Editor: The Pope's Uncle, Georg Ratzinger, was a laicized priest who was a disciple of the heretical Döllinger who opposed the Dogma of Papal infallibility and left the Church. So, not only did the Holy Father study under some of the students of some of the worst heretics of the Ninteenth Century, but his uncle actually served them and studied them in varying capacities. NCR has the story, here:
Next Wednesday is the feast of Sts. Peter and Paul, when archbishops appointed during the past year will be in Rome to receive their pallium. (A narrow band of woolen cloth, the pallium symbolizes the archbishop’s office.) This year the event takes on extra significance as the 60th anniversary of Pope Benedict XVI’s ordination to the priesthood, which took place in the Freising Cathedral in Bavaria on June 29, 1951.

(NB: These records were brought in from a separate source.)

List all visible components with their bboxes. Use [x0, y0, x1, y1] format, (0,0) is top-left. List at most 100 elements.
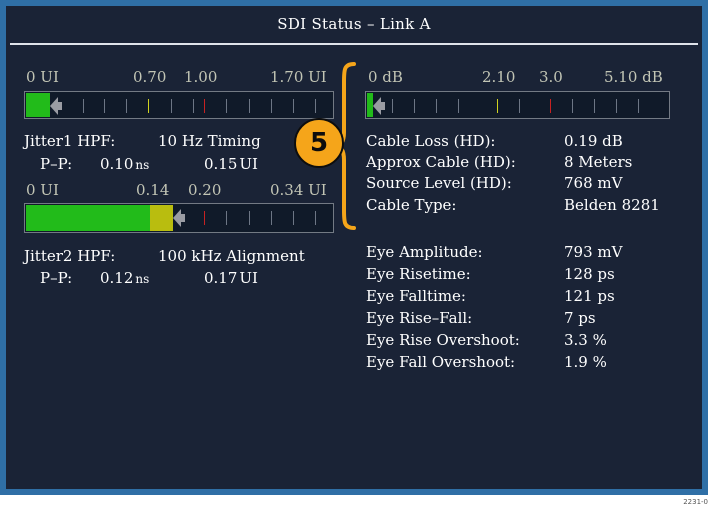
- jitter2-scale-max: 0.34 UI: [270, 181, 327, 199]
- jitter2-meter: [24, 203, 334, 233]
- cable-type-value: Belden 8281: [564, 196, 660, 214]
- cable-scale-max: 5.10 dB: [604, 68, 663, 86]
- jitter2-tick: [293, 211, 294, 225]
- cable-scale-warn: 2.10: [482, 68, 516, 86]
- jitter1-pointer-tail: [58, 102, 62, 110]
- jitter1-pp-ns: 0.10 ns: [100, 155, 149, 173]
- jitter2-pp-ui-unit: UI: [239, 269, 258, 287]
- source-level-value: 768 mV: [564, 174, 623, 192]
- figure-id: 2231-0: [683, 498, 708, 506]
- jitter1-meter-fill: [26, 93, 50, 117]
- eye-rise-overshoot-label: Eye Rise Overshoot:: [366, 331, 520, 349]
- cable-tick: [392, 99, 393, 113]
- approx-cable-value: 8 Meters: [564, 153, 633, 171]
- jitter1-tick: [83, 99, 84, 113]
- jitter2-hpf-value: 100 kHz Alignment: [158, 247, 305, 265]
- cable-type-label: Cable Type:: [366, 196, 457, 214]
- cable-pointer-tail: [381, 102, 385, 110]
- jitter1-scale: 0 UI 0.70 1.00 1.70 UI: [26, 68, 338, 88]
- jitter1-pp-ui: 0.15 UI: [204, 155, 258, 173]
- jitter1-meter: [24, 91, 334, 119]
- eye-amplitude-value: 793 mV: [564, 243, 623, 261]
- jitter1-pp-ns-value: 0.10: [100, 155, 134, 173]
- jitter2-meter-fill-warning: [150, 205, 173, 231]
- eye-fall-overshoot-label: Eye Fall Overshoot:: [366, 353, 516, 371]
- cable-scale: 0 dB 2.10 3.0 5.10 dB: [368, 68, 678, 88]
- cable-scale-error: 3.0: [539, 68, 563, 86]
- eye-falltime-value: 121 ps: [564, 287, 615, 305]
- cable-pointer-icon: [373, 97, 381, 115]
- eye-rise-overshoot-value: 3.3 %: [564, 331, 607, 349]
- screen-title: SDI Status – Link A: [277, 15, 431, 33]
- jitter1-hpf-value: 10 Hz Timing: [158, 132, 261, 150]
- cable-tick: [458, 99, 459, 113]
- source-level-label: Source Level (HD):: [366, 174, 512, 192]
- jitter2-pp-ui-value: 0.17: [204, 269, 238, 287]
- jitter2-pp-label: P–P:: [40, 269, 73, 287]
- jitter1-tick: [315, 99, 316, 113]
- cable-tick: [414, 99, 415, 113]
- cable-loss-meter: [365, 91, 670, 119]
- jitter1-tick: [271, 99, 272, 113]
- jitter2-scale-warn: 0.14: [136, 181, 170, 199]
- jitter2-tick: [249, 211, 250, 225]
- cable-loss-value: 0.19 dB: [564, 132, 623, 150]
- jitter1-pointer-icon: [50, 97, 58, 115]
- jitter1-error-tick: [204, 99, 205, 113]
- jitter2-scale-min: 0 UI: [26, 181, 59, 199]
- jitter1-tick: [193, 99, 194, 113]
- jitter2-tick: [271, 211, 272, 225]
- cable-scale-min: 0 dB: [368, 68, 403, 86]
- jitter2-pp-ns-value: 0.12: [100, 269, 134, 287]
- jitter1-scale-max: 1.70 UI: [270, 68, 327, 86]
- jitter2-tick: [226, 211, 227, 225]
- jitter1-warning-tick: [148, 99, 149, 113]
- jitter1-tick: [226, 99, 227, 113]
- jitter2-scale-error: 0.20: [188, 181, 222, 199]
- jitter1-tick: [249, 99, 250, 113]
- eye-risetime-label: Eye Risetime:: [366, 265, 471, 283]
- eye-rise-fall-value: 7 ps: [564, 309, 596, 327]
- cable-tick: [572, 99, 573, 113]
- jitter1-tick: [171, 99, 172, 113]
- eye-amplitude-label: Eye Amplitude:: [366, 243, 483, 261]
- jitter1-pp-ns-unit: ns: [135, 158, 150, 172]
- jitter2-hpf-label: Jitter2 HPF:: [24, 247, 116, 265]
- jitter2-pp-ns-unit: ns: [135, 272, 150, 286]
- jitter1-pp-ui-value: 0.15: [204, 155, 238, 173]
- cable-error-tick: [550, 99, 551, 113]
- approx-cable-label: Approx Cable (HD):: [366, 153, 516, 171]
- jitter2-pointer-icon: [173, 209, 181, 227]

As it happens, the pope isn’t the only Bavarian priest celebrating his 60th anniversary. His brother Georg, 87, was ordained in the same ceremony by then-Cardinal Michael Faulhaber, along with a seminary classmate named Rupert Berger. The brothers offered their first public Masses on July 8, 1951, in St. Oswald’s church in their home village of Hufschlag -- an event known as a Doppelprimiz, or “double first.” Since concelebration was not yet normal practice, the Ratzinger brothers celebrated two separate Masses.
The scripture verse the future pope selected for his first Mass card came from Paul’s second letter to the Corinthians: “We aim not to lord over your faith, but to serve your joy.”